After the fall of Dhaka and creation of Bangladesh, around half a million Biharis who had chosen to stay behind in former East Pakistan kept coming to Pakistan gradually because of the violence in the newly created Bangladesh.
In 1974, the Pakistani government decided to absorb migrants from East Pakistan. Though the government repatriated about 170,000 Biharis back to Pakistan in three phases between 1972 and 1992, each time it was done with great reluctance.
"Only those who arrived in 1974 under the repatriation agreement had repatriation certificates. Others, who came afterwards till the early 1980s, were not given any such document," Feroz Khan, Majeed Colony Union Committee Chairman, a Bihari majority neighbourhood in Karachi, tells TNS.
A large majority of the Biharis who migrated to Pakistan chose to settle in Karachi. The government had attempted to rehabilitate them in other provinces but nearly all of them gradually moved to Karachi, largely because of family connections.
Most of the Bihari population of Karachi reside in various areas of Orangi Town, Majeed Colony, Sector 36-B Landhi, Korangi, Bahadurabad, New Karachi and Surjani Town areas.
They are facing a host of problems; the most glaring are not being able to get CNICs, denial of job opportunities and other usual perks of being a Pakistani national. For instance, they can’t open bank accounts, buy cars or get them registered or buy any property.
Khan, the UC chairman, says that most residents of his constituency were Biharis who have educated their children. "The parents have old CNICs but Nadra is neither renewing their identity cards nor issuing documents to their children," he says.

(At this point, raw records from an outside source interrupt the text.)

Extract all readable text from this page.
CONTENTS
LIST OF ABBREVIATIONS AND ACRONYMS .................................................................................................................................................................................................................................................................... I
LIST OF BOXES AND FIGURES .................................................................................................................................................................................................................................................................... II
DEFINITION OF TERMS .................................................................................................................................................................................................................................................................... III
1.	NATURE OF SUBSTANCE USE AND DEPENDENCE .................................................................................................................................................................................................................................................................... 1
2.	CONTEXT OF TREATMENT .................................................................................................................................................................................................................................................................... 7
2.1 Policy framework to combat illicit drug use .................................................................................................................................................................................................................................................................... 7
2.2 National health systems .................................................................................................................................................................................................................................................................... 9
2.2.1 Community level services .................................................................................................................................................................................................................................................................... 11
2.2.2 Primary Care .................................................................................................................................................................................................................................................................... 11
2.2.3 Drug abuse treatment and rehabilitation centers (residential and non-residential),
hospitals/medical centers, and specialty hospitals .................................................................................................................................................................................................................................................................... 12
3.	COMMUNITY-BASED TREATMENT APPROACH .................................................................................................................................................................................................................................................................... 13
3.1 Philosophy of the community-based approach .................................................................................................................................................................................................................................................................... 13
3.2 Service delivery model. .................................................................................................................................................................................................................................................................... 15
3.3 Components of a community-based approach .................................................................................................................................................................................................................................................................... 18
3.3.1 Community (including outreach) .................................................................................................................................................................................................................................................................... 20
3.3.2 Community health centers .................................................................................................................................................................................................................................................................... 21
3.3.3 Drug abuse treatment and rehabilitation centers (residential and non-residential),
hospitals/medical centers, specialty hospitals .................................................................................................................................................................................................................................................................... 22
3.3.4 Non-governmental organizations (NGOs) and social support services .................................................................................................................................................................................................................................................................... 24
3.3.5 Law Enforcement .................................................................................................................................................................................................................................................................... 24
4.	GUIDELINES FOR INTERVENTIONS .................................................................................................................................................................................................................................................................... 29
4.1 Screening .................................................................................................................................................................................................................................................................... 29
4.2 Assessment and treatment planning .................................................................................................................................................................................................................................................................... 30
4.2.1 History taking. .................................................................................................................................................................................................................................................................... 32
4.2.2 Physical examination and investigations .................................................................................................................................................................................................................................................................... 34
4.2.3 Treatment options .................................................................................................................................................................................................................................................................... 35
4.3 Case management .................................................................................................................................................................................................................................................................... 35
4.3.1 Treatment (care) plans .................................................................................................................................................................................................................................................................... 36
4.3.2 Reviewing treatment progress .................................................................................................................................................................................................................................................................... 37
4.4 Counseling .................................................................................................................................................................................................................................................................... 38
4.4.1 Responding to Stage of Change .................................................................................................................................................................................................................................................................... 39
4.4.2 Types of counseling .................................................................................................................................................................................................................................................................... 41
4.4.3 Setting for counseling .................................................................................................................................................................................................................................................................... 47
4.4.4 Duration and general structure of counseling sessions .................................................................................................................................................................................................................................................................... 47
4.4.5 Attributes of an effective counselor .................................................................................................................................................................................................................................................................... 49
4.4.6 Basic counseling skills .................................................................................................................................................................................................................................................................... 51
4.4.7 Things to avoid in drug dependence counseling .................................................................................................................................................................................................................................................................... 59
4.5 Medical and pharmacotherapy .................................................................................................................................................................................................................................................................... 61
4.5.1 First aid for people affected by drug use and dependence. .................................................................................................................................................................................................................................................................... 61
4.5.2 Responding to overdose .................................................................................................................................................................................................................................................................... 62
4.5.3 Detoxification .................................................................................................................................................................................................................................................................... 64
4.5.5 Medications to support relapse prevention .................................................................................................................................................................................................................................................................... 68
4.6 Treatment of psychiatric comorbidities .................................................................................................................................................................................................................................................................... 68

The Muttahida Qaumi Movement has long been pressing for the issuance of CNICs to Biharis. "They are genuine and legitimate people who came to Pakistan in the early 1980s. They rendered enormous sacrifices for the one Pakistan cause and fought against the Mukti Bahini," says Syed Aminul Haq, an MQM-P MNA who was elected from Orangi Town. He says that despite several assurances, "the community is still facing problems at the hands of Nadra officials".
Meanwhile, Nadra officials in Karachi confirm the registration authority has intensified its exercise of identifying "aliens" among the CNIC holders. Hence, the authority has either blocked or refused to renew thousands of CNICs because of their "suspicious" status. A senior official of Nadra who wants to stay anonymous, tells TNS that the registration authority has been asking the Bihari community to show government documents issued in the early 1980s, including the repatriation certificate and ration card.

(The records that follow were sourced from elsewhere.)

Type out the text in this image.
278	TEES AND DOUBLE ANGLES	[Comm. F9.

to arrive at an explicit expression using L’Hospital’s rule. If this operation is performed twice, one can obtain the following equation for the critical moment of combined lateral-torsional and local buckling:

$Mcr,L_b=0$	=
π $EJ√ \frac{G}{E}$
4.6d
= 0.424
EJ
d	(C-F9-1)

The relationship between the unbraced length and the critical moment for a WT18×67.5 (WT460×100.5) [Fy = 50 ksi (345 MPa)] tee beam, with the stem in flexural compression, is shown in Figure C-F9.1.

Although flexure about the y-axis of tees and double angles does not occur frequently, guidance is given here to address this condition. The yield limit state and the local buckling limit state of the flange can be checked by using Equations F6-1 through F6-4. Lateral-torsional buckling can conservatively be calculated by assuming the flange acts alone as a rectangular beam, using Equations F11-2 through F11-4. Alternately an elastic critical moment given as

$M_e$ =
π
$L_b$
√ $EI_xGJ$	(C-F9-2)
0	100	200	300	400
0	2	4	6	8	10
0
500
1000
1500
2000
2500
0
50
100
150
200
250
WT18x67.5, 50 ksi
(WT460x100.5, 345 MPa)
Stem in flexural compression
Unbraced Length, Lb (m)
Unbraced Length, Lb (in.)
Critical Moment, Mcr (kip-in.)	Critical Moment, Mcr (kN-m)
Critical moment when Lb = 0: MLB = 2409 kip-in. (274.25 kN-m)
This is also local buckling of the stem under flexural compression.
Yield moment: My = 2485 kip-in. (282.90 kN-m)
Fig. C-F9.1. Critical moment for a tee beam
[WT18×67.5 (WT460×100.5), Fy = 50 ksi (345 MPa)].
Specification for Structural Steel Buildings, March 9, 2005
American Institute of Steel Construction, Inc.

Because of the pressure from the community in Karachi and from various political parties, especially the MQM-P, the previous government of the Pakistan Muslim League-Nawaz had formed an 18-member special parliamentary committee in January 2017 to resolve the issues of CNICs of the Bihari community as well as the Bengali community, who migrated before or after the fall of Dhaka and are living in Karachi since then. The committee chaired by the then deputy speaker of the National Assembly, Murtaza Javed Abbasi, held meetings to suggest a way forward for the re-verification of blocked ID cards. But in May 2018, the government changed and the issue of denial of CNICs still persists.